The success of the project helped influence our company’s machine learning platform vision. As other teams learned about the new types of models we explored and how our biggest concerns proved to be non-issues, they began to share our vision of a third-party platform. The growing excitement for TensorFlow has encouraged our machine learning platform team to consider making TensorFlow/TFX a first-class supported platform going forward.

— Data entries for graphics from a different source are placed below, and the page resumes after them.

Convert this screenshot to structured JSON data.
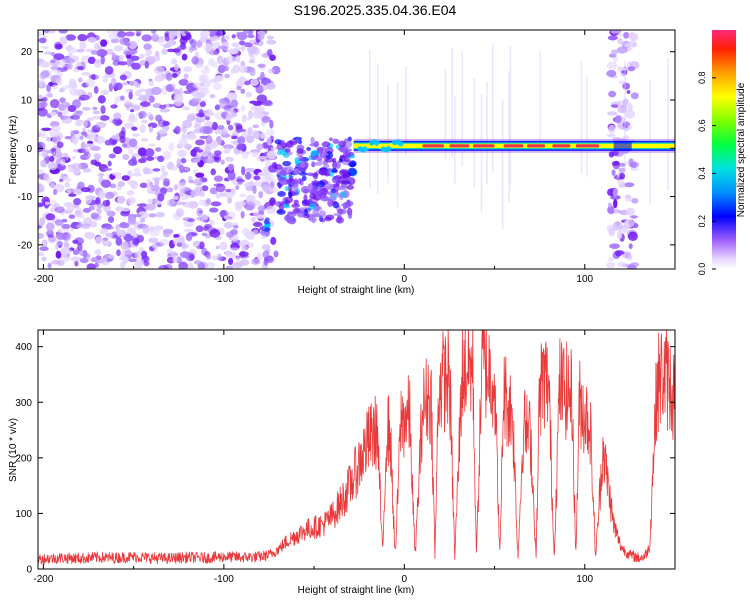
{
  "figure": {
    "title": "S196.2025.335.04.36.E04"
  },
  "chart_data": [
    {
      "type": "heatmap",
      "name": "spectrogram",
      "title": "S196.2025.335.04.36.E04",
      "xlabel": "Height of straight line (km)",
      "ylabel": "Frequency (Hz)",
      "xlim": [
        -203,
        150
      ],
      "ylim": [
        -25,
        24.5
      ],
      "xticks": [
        -200,
        -100,
        0,
        100
      ],
      "yticks": [
        -20,
        -10,
        0,
        10,
        20
      ],
      "colorbar": {
        "label": "Normalized spectral amplitude",
        "range": [
          0,
          1
        ],
        "ticks": [
          0.0,
          0.2,
          0.4,
          0.6,
          0.8
        ],
        "tick_labels": [
          "0.0",
          "0.2",
          "0.4",
          "0.6",
          "0.8"
        ],
        "colormap": [
          "#e8d8ff",
          "#7f00ff",
          "#0000ff",
          "#00c8ff",
          "#00ff60",
          "#a0ff00",
          "#ffff00",
          "#ff8000",
          "#ff0000",
          "#ff2080"
        ]
      },
      "regions": [
        {
          "x_range": [
            -203,
            -71
          ],
          "desc": "broadband noise",
          "amplitude": 0.1
        },
        {
          "x_range": [
            -70,
            -28
          ],
          "desc": "scattered energy",
          "freq_range": [
            -15,
            2
          ],
          "amplitude": 0.2
        },
        {
          "x_range": [
            -28,
            150
          ],
          "desc": "narrow tone",
          "freq": 0.5,
          "amplitude": 0.95
        },
        {
          "x_range": [
            114,
            128
          ],
          "desc": "broadband noise",
          "amplitude": 0.1
        }
      ],
      "colors": {
        "noise": "#8a2be2",
        "tone_core": "#e8384f",
        "tone_edge": "#00d0c0"
      }
    },
    {
      "type": "line",
      "name": "snr",
      "xlabel": "Height of straight line (km)",
      "ylabel": "SNR (10 * v/v)",
      "xlim": [
        -203,
        150
      ],
      "ylim": [
        0,
        430
      ],
      "xticks": [
        -200,
        -100,
        0,
        100
      ],
      "yticks": [
        0,
        100,
        200,
        300,
        400
      ],
      "color": "#e83a3a",
      "series": [
        {
          "name": "SNR",
          "x": [
            -203,
            -190,
            -180,
            -170,
            -160,
            -150,
            -140,
            -130,
            -120,
            -110,
            -100,
            -90,
            -80,
            -75,
            -70,
            -65,
            -60,
            -55,
            -50,
            -45,
            -40,
            -35,
            -30,
            -25,
            -20,
            -15,
            -12,
            -10,
            -8,
            -5,
            -2,
            0,
            3,
            6,
            10,
            13,
            15,
            17,
            19,
            22,
            25,
            28,
            32,
            35,
            38,
            40,
            43,
            46,
            50,
            53,
            55,
            57,
            60,
            63,
            66,
            70,
            73,
            75,
            77,
            80,
            83,
            86,
            90,
            93,
            95,
            97,
            100,
            103,
            106,
            110,
            113,
            116,
            120,
            125,
            130,
            133,
            136,
            138,
            140,
            143,
            146,
            150
          ],
          "y": [
            18,
            20,
            19,
            21,
            20,
            22,
            20,
            19,
            21,
            20,
            22,
            21,
            22,
            25,
            35,
            50,
            60,
            70,
            75,
            80,
            95,
            120,
            150,
            190,
            230,
            250,
            25,
            240,
            255,
            20,
            265,
            270,
            275,
            20,
            285,
            310,
            300,
            20,
            330,
            340,
            345,
            20,
            355,
            365,
            360,
            20,
            370,
            360,
            345,
            20,
            320,
            300,
            280,
            20,
            260,
            240,
            20,
            320,
            340,
            335,
            20,
            330,
            320,
            310,
            20,
            300,
            280,
            260,
            20,
            220,
            150,
            80,
            40,
            25,
            20,
            22,
            40,
            200,
            330,
            350,
            340,
            310
          ]
        }
      ]
    }
  ]
}
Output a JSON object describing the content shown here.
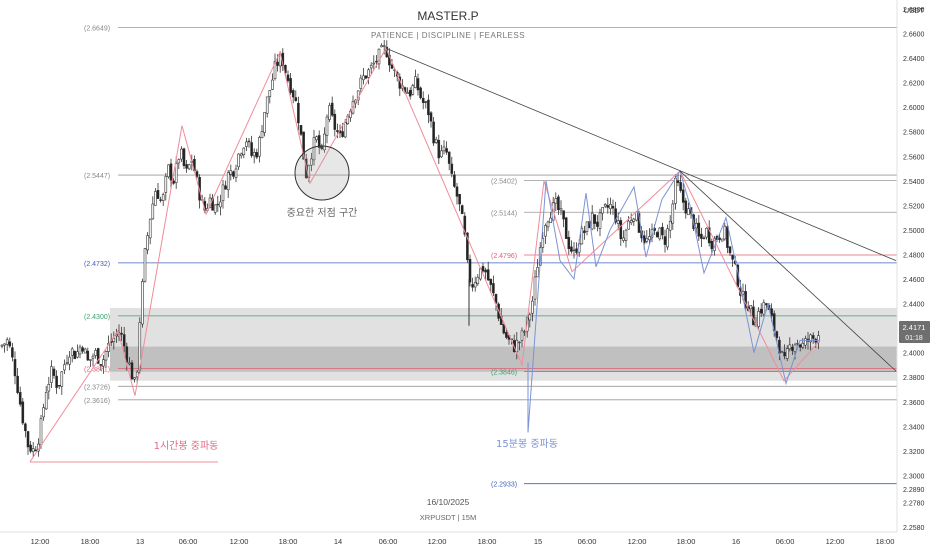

Don’t underestimate migration fatigue
The six months that have followed our initial experiment win haven’t been all sunshine. The machine learning world moves quickly, and one thing we hadn’t planned on is that just a few months after we built our first models on TensorFlow, the platform would change the major version and several minor versions recommended for high-scale production use cases. We encountered library and platform bugs as we explored new model architectures that were only addressed in later library releases, some of which brought subtle changes in model learning algorithms or evaluation metrics that drastically increased the scope of upgrading. The compromises we had made by incrementally upgrading our platform, combined with the unplanned library upgrades, caused the team to feel like we were constantly in migration mode.
Conclusion
Moving from an in-house to a third-party machine learning platform can carry substantial risks and incur migration fatigue, but it can also allow your modeling capabilities and iteration speed to skyrocket as ours did. Before taking such a big leap, make sure to carefully consider whether a third-party platform is appropriate for your product’s maturity, your team size, and for how you plan to mitigate risks surrounding serving feasibility and cost. Making such a decision a reality requires significant investment and organizational support, but with it, you may be able to deliver better models faster than ever.